On Thu, Nov 22, 2018 at 12:04 PM Matthew Wilcox <willy@xxxxxxxxxxxxx> wrote:
On Thu, Nov 22, 2018 at 09:27:02PM +0200, Igor Stoppa wrote:
I have studied the code involved with Nadav's patchset.
I am perplexed about these sentences you wrote.
More to the point (to the best of my understanding):
poking_init()
-------------
1. it gets one random poking address and ensures to have at least 2
consecutive PTEs from the same PMD
2. it then proceeds to map/unmap an address from the first of the 2
consecutive PTEs, so that, later on, there will be no need to
allocate pages, which might fail, if poking from atomic context.
3. at this point, the page tables are populated, for the address that
was obtained at point 1, and this is ok, because the address is fixed
write_rare
----------
4. it can happen on any available core / thread at any time, therefore
each of them needs a different address
No? Each CPU has its own CR3 (eg each CPU might be running a different
user task). If you have _one_ address for each allocation, it may or
may not be mapped on other CPUs at the same time -- you simply don't care.

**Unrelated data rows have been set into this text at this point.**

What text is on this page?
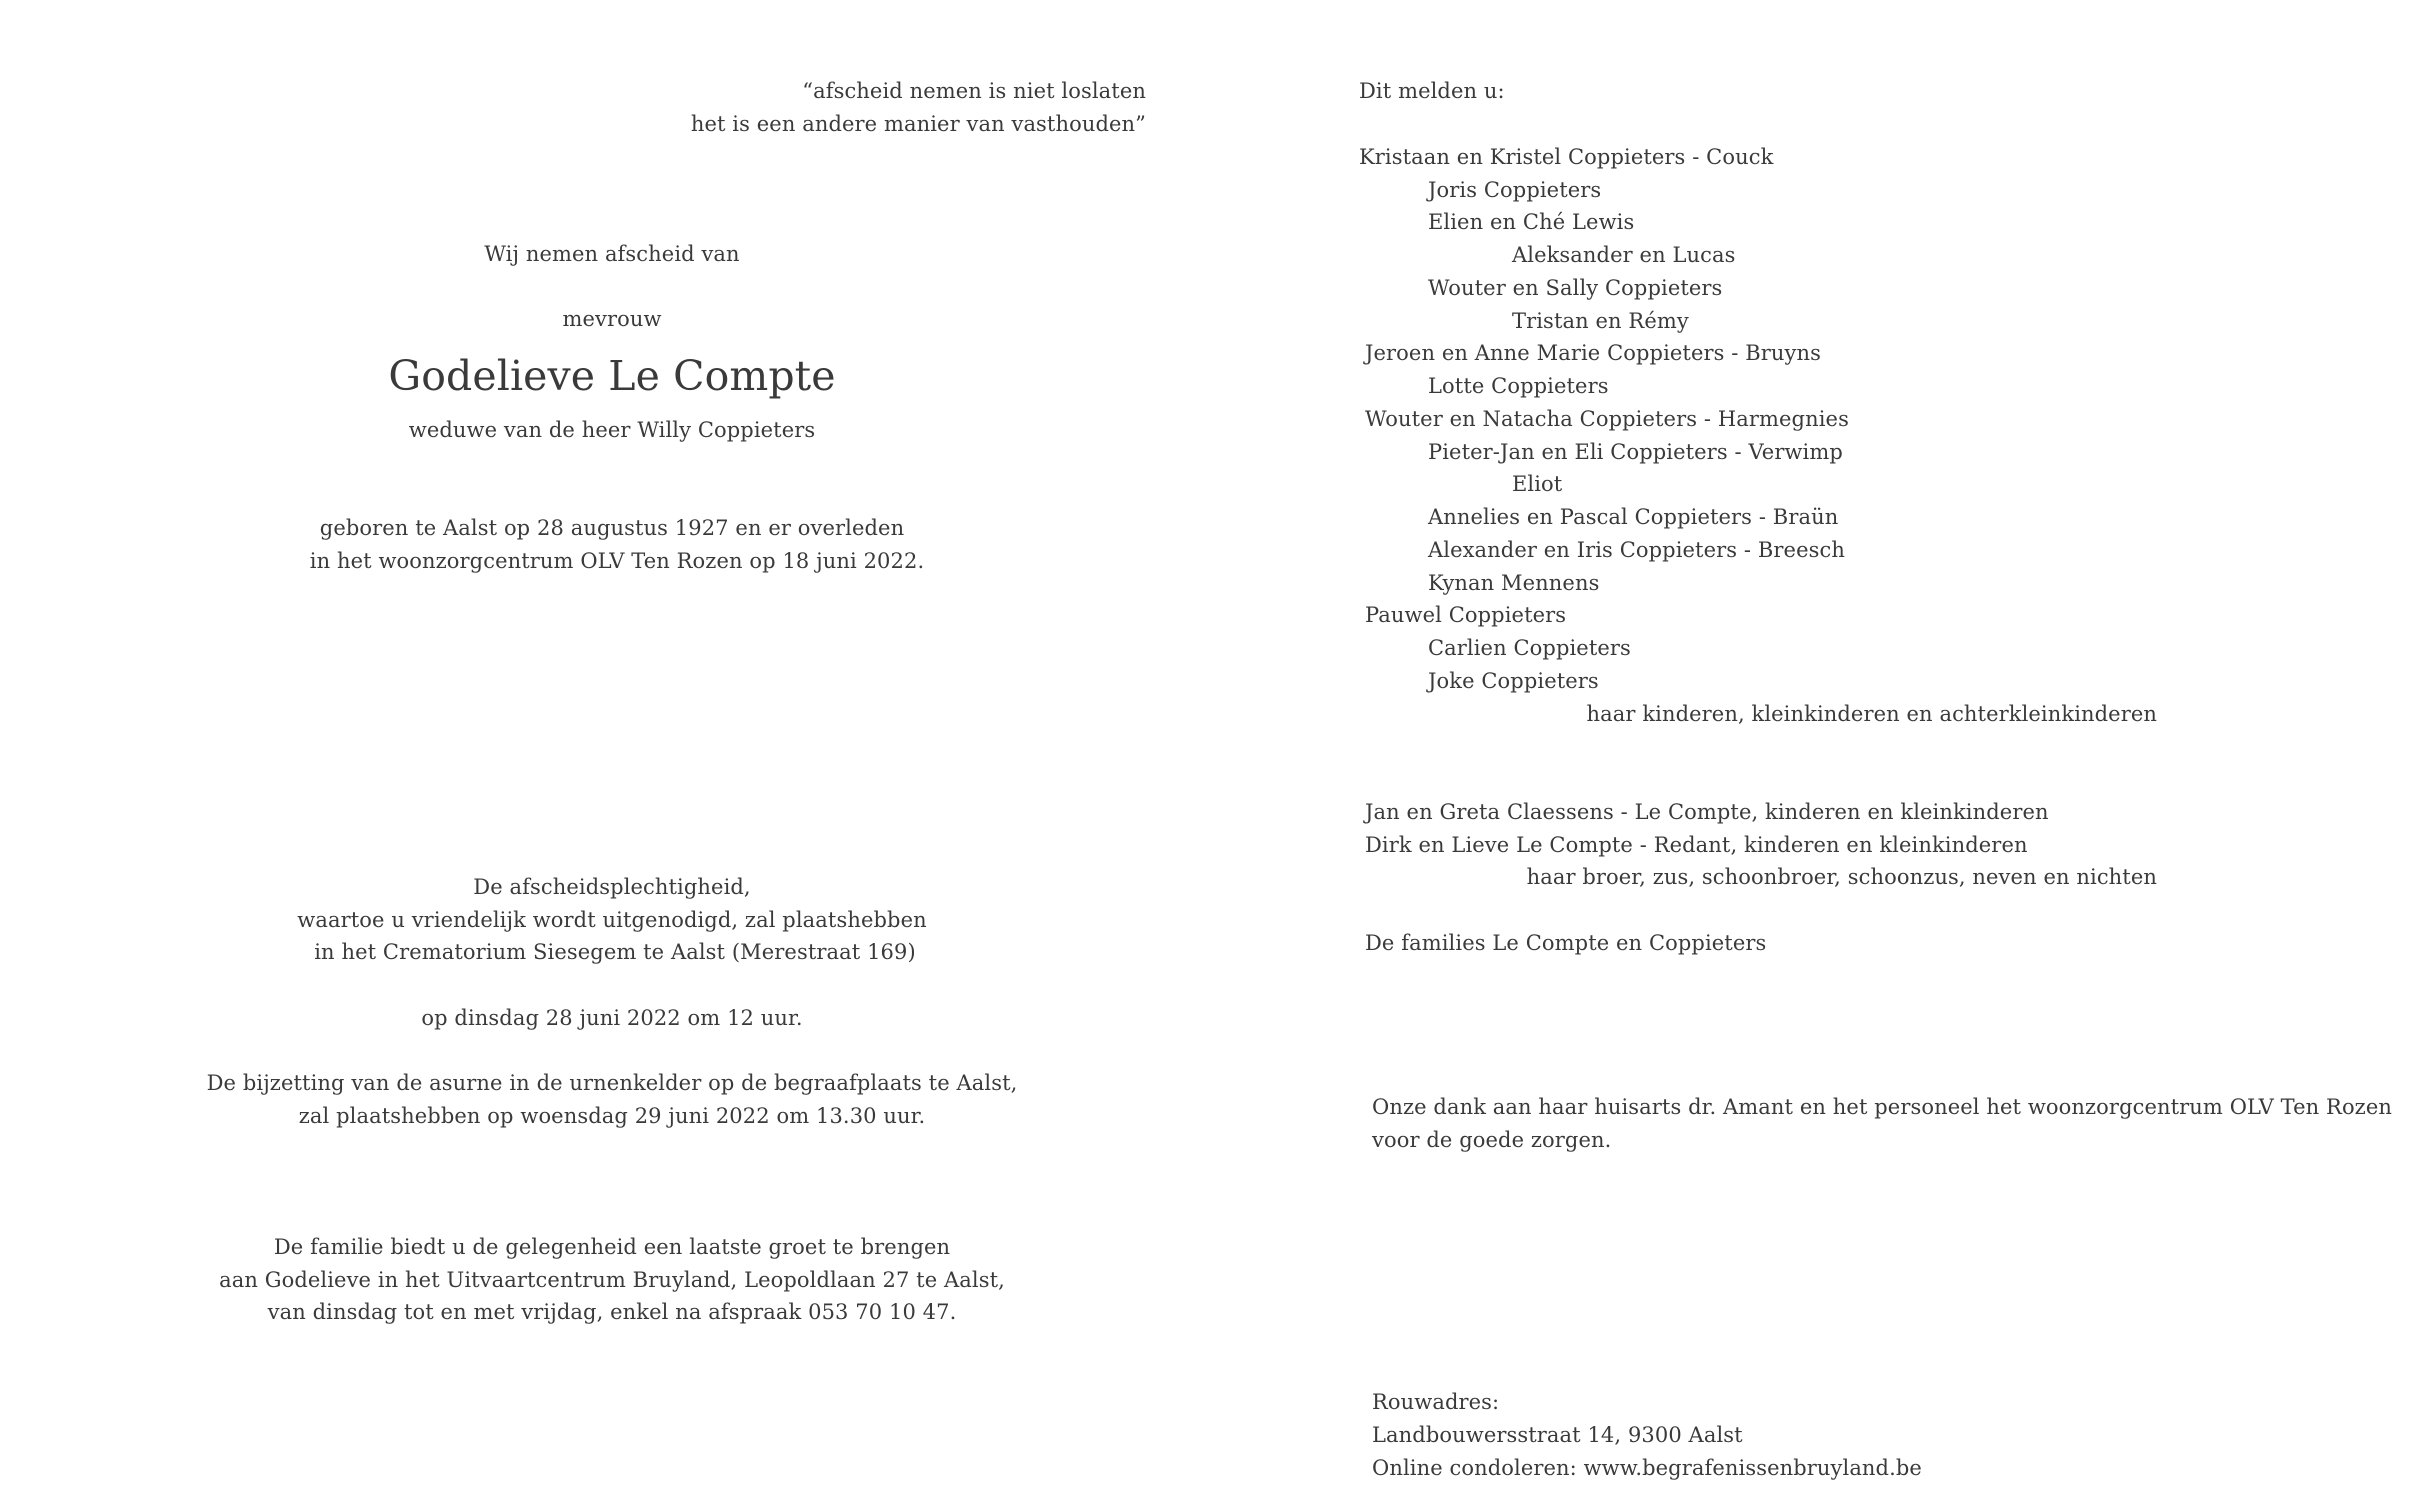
“afscheid nemen is niet loslaten
het is een andere manier van vasthouden”
Wij nemen afscheid van
mevrouw
Godelieve Le Compte
weduwe van de heer Willy Coppieters
geboren te Aalst op 28 augustus 1927 en er overleden
in het woonzorgcentrum OLV Ten Rozen op 18 juni 2022.
De afscheidsplechtigheid,
waartoe u vriendelijk wordt uitgenodigd, zal plaatshebben
in het Crematorium Siesegem te Aalst (Merestraat 169)
op dinsdag 28 juni 2022 om 12 uur.
De bijzetting van de asurne in de urnenkelder op de begraafplaats te Aalst,
zal plaatshebben op woensdag 29 juni 2022 om 13.30 uur.
De familie biedt u de gelegenheid een laatste groet te brengen
aan Godelieve in het Uitvaartcentrum Bruyland, Leopoldlaan 27 te Aalst,
van dinsdag tot en met vrijdag, enkel na afspraak 053 70 10 47.
Dit melden u:
Kristaan en Kristel Coppieters - Couck
Joris Coppieters
Elien en Ché Lewis
Aleksander en Lucas
Wouter en Sally Coppieters
Tristan en Rémy
Jeroen en Anne Marie Coppieters - Bruyns
Lotte Coppieters
Wouter en Natacha Coppieters - Harmegnies
Pieter-Jan en Eli Coppieters - Verwimp
Eliot
Annelies en Pascal Coppieters - Braün
Alexander en Iris Coppieters - Breesch
Kynan Mennens
Pauwel Coppieters
Carlien Coppieters
Joke Coppieters
haar kinderen, kleinkinderen en achterkleinkinderen
Jan en Greta Claessens - Le Compte, kinderen en kleinkinderen
Dirk en Lieve Le Compte - Redant, kinderen en kleinkinderen
haar broer, zus, schoonbroer, schoonzus, neven en nichten
De families Le Compte en Coppieters
Onze dank aan haar huisarts dr. Amant en het personeel het woonzorgcentrum OLV Ten Rozen
voor de goede zorgen.
Rouwadres:
Landbouwersstraat 14, 9300 Aalst
Online condoleren: www.begrafenissenbruyland.be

The writable address can even be a simple formula to calculate from
the read-only address, you don't have to allocate an address in the
writable mapping space.
Agreed. I suggest the formula:
writable_address = readable_address - rare_write_offset. For
starters, rare_write_offset can just be a constant. If we want to get
fancy later on, it can be randomized.
If we do it like this, then we don't need to modify any pagetables at
all when we do a rare write. Instead we can set up the mapping at
boot or when we allocate the rare write space, and the actual rare
write code can just switch mms and do the write.